Senin, 22 Juli
Hai, Saira. Gue mau kasih tau lo sesuatu. Tahun ajaran baru gak bakal lengkap tanpa sesuatu yang baru. Jadi, selamat, lo dapat satu (1) secret admirer baru! Gue bakal muncul dan ungkap identitas gue ke lo suatu saat, jadi buat sekarang lo gak usah mikirin dulu gue siapa. Mending lo fokus dulu sama isi surat-surat gue ke depannya, oke?
Selasa, 23 Juli
Cie, sekelas sama Meira. Pasti seneng yaa? TMI nih, gue juga sekelas sama temen deket gue. Surat kali ini singkat kok. Gue cuma mau bilang semangat buat hari ini!
Rabu, 24 Juli
Hari ini hari Rabu, 24 Juli, jam 6 pagi. Gue mau mandi, tapi tiba-tiba kepikiran sesuatu. Saira, kok bisa sih gula segede manusia kayak lo gak disemutin sama sekali?
***
“Surat lagi, Ra?” Tanya Meira, teman sebangkuku. Dia berhenti memasukkan buku-bukunya ke dalam tas.
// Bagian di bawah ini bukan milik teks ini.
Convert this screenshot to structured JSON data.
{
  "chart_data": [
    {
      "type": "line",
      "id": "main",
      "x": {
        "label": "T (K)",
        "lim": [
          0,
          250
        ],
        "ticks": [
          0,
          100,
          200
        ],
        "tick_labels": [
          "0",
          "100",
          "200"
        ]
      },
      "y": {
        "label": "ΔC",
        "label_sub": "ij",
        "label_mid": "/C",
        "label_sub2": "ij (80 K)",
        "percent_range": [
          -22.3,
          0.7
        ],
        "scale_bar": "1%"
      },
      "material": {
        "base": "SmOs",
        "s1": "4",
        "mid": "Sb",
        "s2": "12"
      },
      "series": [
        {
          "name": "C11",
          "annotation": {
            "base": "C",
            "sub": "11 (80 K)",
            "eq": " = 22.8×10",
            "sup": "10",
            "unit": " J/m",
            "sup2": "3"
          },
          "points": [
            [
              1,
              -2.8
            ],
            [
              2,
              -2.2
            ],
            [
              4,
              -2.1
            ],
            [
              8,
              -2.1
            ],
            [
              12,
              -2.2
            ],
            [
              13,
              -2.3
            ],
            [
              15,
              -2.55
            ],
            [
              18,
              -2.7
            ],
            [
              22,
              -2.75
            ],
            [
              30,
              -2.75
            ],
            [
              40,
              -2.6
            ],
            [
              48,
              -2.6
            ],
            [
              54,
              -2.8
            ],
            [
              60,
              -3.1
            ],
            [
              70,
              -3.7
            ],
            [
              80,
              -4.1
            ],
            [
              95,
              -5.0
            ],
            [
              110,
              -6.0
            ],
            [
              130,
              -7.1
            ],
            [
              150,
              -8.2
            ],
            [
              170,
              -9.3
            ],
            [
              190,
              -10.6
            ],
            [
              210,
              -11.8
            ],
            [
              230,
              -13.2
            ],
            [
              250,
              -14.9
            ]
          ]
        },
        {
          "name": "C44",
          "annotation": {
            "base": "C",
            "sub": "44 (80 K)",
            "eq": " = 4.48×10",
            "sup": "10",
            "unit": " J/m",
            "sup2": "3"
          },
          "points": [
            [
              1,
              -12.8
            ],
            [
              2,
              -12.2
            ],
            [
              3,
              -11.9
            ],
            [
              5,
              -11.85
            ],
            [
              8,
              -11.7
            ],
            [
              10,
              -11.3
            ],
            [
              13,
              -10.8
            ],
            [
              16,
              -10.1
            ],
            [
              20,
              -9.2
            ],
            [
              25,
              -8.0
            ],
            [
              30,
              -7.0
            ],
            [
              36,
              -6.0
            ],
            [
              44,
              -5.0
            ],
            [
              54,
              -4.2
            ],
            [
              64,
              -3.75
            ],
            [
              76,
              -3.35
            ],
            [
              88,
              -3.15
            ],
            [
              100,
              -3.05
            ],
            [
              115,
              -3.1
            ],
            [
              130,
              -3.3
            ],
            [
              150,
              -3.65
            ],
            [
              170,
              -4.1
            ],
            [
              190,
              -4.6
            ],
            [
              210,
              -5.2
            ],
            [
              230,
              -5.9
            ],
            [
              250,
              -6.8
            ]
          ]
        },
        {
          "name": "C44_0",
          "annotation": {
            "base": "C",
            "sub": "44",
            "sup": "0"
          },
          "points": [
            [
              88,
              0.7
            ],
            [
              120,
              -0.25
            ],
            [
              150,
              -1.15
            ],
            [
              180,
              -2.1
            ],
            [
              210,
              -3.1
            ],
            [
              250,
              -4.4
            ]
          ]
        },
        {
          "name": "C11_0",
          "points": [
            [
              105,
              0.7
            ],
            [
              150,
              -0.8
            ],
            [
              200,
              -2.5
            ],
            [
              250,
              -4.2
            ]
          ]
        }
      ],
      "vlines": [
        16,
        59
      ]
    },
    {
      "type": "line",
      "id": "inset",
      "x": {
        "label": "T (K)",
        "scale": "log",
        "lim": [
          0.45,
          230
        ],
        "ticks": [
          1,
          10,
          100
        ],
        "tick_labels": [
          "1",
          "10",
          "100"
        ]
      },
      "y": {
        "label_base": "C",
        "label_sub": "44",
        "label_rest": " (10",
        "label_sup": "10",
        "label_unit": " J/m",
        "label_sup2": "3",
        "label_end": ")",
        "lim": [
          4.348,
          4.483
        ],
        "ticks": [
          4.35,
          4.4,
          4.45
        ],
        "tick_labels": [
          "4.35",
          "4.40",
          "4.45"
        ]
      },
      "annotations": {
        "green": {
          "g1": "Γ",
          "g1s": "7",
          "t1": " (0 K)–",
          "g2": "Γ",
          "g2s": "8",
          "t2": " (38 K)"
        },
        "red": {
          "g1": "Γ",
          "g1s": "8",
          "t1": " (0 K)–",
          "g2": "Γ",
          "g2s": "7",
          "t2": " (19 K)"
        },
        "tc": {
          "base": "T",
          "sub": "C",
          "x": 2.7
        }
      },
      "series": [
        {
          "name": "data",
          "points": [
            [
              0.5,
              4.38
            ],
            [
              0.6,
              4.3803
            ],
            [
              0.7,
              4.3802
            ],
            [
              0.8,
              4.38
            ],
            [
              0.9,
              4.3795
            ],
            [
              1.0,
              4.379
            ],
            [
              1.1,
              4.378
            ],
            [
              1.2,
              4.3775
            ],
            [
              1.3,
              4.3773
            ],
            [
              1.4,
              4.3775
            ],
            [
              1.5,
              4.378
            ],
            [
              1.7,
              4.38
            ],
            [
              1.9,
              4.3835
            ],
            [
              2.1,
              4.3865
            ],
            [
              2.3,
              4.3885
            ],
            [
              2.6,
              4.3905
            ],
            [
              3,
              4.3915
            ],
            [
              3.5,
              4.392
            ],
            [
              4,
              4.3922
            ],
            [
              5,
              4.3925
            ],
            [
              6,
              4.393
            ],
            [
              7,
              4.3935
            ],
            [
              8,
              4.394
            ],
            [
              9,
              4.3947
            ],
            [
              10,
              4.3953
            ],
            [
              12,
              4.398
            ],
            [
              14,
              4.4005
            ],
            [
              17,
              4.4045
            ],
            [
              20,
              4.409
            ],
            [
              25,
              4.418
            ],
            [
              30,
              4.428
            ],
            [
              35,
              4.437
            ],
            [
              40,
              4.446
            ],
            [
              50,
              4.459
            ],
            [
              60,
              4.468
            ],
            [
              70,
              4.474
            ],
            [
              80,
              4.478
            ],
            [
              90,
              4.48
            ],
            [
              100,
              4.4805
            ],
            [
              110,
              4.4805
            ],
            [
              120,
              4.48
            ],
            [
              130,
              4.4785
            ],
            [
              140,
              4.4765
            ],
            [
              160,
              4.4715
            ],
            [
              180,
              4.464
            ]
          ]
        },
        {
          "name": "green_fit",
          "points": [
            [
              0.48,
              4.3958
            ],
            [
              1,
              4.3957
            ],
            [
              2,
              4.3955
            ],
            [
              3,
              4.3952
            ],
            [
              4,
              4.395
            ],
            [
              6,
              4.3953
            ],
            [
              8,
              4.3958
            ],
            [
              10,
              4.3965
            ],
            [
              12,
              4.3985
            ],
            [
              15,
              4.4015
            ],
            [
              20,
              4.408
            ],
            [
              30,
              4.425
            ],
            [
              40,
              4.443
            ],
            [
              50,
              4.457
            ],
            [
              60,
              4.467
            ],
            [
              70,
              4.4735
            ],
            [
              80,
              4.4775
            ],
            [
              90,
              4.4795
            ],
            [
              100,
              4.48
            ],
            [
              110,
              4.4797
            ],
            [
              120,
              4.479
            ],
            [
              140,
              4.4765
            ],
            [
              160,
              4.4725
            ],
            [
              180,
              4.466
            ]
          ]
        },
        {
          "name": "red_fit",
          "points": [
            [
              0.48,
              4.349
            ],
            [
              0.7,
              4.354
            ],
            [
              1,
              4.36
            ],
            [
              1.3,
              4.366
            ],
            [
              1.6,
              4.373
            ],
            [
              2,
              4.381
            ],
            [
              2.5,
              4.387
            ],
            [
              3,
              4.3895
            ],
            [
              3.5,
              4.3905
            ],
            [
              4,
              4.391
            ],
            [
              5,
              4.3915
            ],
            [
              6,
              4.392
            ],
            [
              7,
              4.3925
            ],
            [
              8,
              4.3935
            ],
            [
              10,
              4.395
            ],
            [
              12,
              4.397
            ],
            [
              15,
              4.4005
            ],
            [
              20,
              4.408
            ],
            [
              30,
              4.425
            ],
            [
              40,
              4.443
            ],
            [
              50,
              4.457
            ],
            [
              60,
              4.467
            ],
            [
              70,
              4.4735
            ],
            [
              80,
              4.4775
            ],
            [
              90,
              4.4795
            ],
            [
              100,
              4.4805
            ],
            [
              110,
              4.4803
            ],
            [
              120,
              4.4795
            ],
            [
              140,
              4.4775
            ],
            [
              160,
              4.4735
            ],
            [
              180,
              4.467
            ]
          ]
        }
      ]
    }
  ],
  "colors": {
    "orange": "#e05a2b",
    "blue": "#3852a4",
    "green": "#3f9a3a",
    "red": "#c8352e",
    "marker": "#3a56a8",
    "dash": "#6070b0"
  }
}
Jelas sekali kalau Meira lebih tertarik pada secarik kertas yang kuterima (lagi) daripada membereskan buku catatan dan kertas hitungan yang berserakan di mejanya. Surat ini adalah surat ketiga yang kuterima minggu ini, padahal ini baru hari Rabu. Sejauh ini, kontennya memang tidak ‘liar’ dan kesannya basa-basi tidak jelas saja, tapi tetap agak menyeramkan sih … setidaknya, menurutku. Lagipula, orang kurang kerjaan macam apa yang menjadikan menyelipkan kertas di antara buku paketku sebagai rutinitas?
“Iya, nih. Coba lo baca sendiri.” Aku menghela napas. Meira mendekat, mengintip sederet tulisan yang ada di kertas loose leaf yang kuterima hari ini. Isi suratnya cukup singkat, tapi sangat menggelikan—bahkan cukup untuk menghilangkan selera makanku. Entahlah, mungkin setiap orang berbeda, tapi aku tidak begitu suka diberi gombalan aneh seperti yang ada di surat itu.
Ayolah, bahkan adikku yang masih TK saja rasanya jauh lebih kreatif dibanding ini.
“Apaan sih, gak jelas banget ini orang.” Tawa Meira pecah begitu membaca isi suratku—bahkan sampai memukuli bahuku juga. Mau tidak mau, aku ikut tertawa (meskipun sambil menghindari pukulannya).
“Tau, tuh. Males banget.”
“Penasaran gue, yang nulis tuh sebenernya niat buat gombalin lo apa gimana ya?” Tanya Meira, masih terkekeh-kekeh pelan.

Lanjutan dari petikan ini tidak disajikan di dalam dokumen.